Daniel não é um autonomista, também não acredita na classe política local que se opõe ao presidente, “é uma classe que sempre defendeu interesses que não são os do povo boliviano. Enfim, prefiro confiar na minha pequena força individual e fazer o que posso pelo bem da minha família e nisso não sou diferente de muitos bolivianos que vivem aqui”, diz.

Seguindo viagem - Quando voltou ao hotel para que fôssemos até a rodoviária, seguir a viagem que passaria por Cochabamba e seguiria até La Paz, antes que as rodovias fossem bloqueadas, Daniel trouxe sua mulher e sua pequena filha no carro, para apresentar sua família.
Ofereceu um casaco emprestado, por conhecer a hostilidade com que frio de La Paz trata os incautos, e recusou-se a aceitar pagamento pelo caminho em que seguimos juntos até a rodoviária de Santa Cruz.

Dias depois o conflito se acirrou na cidade. Os autonomistas contrários ao governo central tomaram prédios públicos e já enfrentam forças militares nas ruas.

Em reação, sindicatos agrários, que apóiam o presidente Evo Morales, cercaram Santa Cruz, bloqueando as estradas de acesso à região para provocar o desabastecimento de alimentos e combustíveis na cidade.

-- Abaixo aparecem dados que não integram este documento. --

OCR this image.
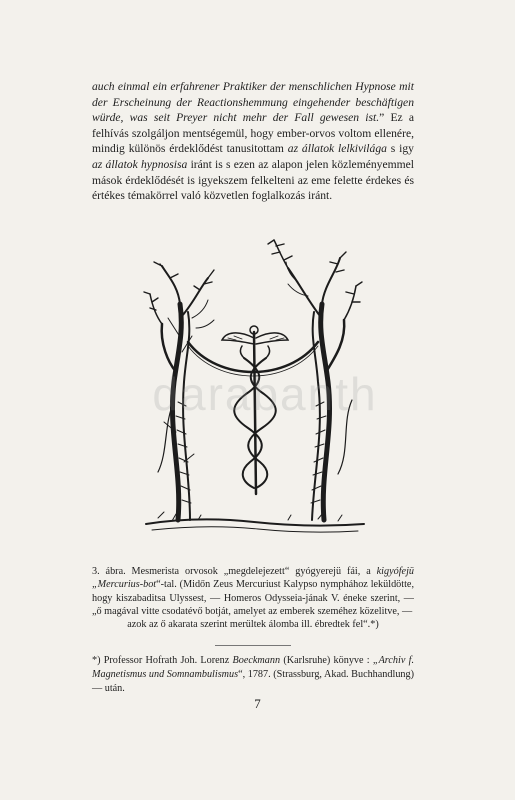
auch einmal ein erfahrener Praktiker der menschlichen Hypnose mit der Erscheinung der Reactionshemmung eingehender beschäftigen würde, was seit Preyer nicht mehr der Fall gewesen ist.” Ez a felhívás szolgáljon mentségemül, hogy ember-orvos voltom ellenére, mindig különös érdeklődést tanusitottam az állatok lelkivilága s igy az állatok hypnosisa iránt is s ezen az alapon jelen közleményemmel mások érdeklődését is igyekszem felkelteni az eme felette érdekes és értékes témakörrel való közvetlen foglalkozás iránt.

3. ábra. Mesmerista orvosok „megdelejezett“ gyógyerejü fái, a kigyófejü „Mercurius-bot“-tal. (Midőn Zeus Mercuriust Kalypso nymphához leküldötte, hogy kiszabaditsa Ulyssest, — Homeros Odysseia-jának V. éneke szerint, — „ő magával vitte csodatévő botját, amelyet az emberek szeméhez közelitve, —
azok az ő akarata szerint merültek álomba ill. ébredtek fel“.*)
*) Professor Hofrath Joh. Lorenz Boeckmann (Karlsruhe) könyve : „Archiv f. Magnetismus und Somnambulismus“, 1787. (Strassburg, Akad. Buchhandlung) — után.
7
darabanth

Últimas - Em Santa Cruz, 12 pessoas ficaram feridas em confrontos ontem e na terça outros 50. Em Tarija já são 85 feridos, no caso mais grave, um adolescente campesino de16 anos perdeu parte do braço quando manipulava dinamite em um confronto contra os opositores ao governo.
O maior motivo da revolta atual é a implantação do Imposto Direto ao Gás, que tiraria parte do que os estados arrecadam para reverter ao pagamento de imposto de aposentados.

Ontem, a explosão de parte de um gasoduto em Tarija foi um dos atos mais extremos até o momento. Confrontos em Santa Cruz e em Tarija já deixaram dezenas de feridos. Em todo o país, 38 prédios públicos e 4 aeroportos foram invadidos e dominados pelos opositores ao governo Evo. A Polícia também registra saques na região.

A Petrobras admitiu, por meio de nota divulgada à imprensa, que os protestos realizados pela oposição ao governo do presidente Evo Morales afetaram parcialmente o fornecimento de gás natural da Bolívia para o Brasil, mas sustenta que o até o momento não houve “nenhum impacto para o abastecimento de gás natural no país”.

A empresa teve de suspender as operações no oleoduto Transierra, na Bolívia, que abastece o gasoduto Brasil-Bolívia, responsável pela metade da necessidade de gás no Brasil. A medida foi tomada porque manifestantes bloquearam uma válvula de segurança.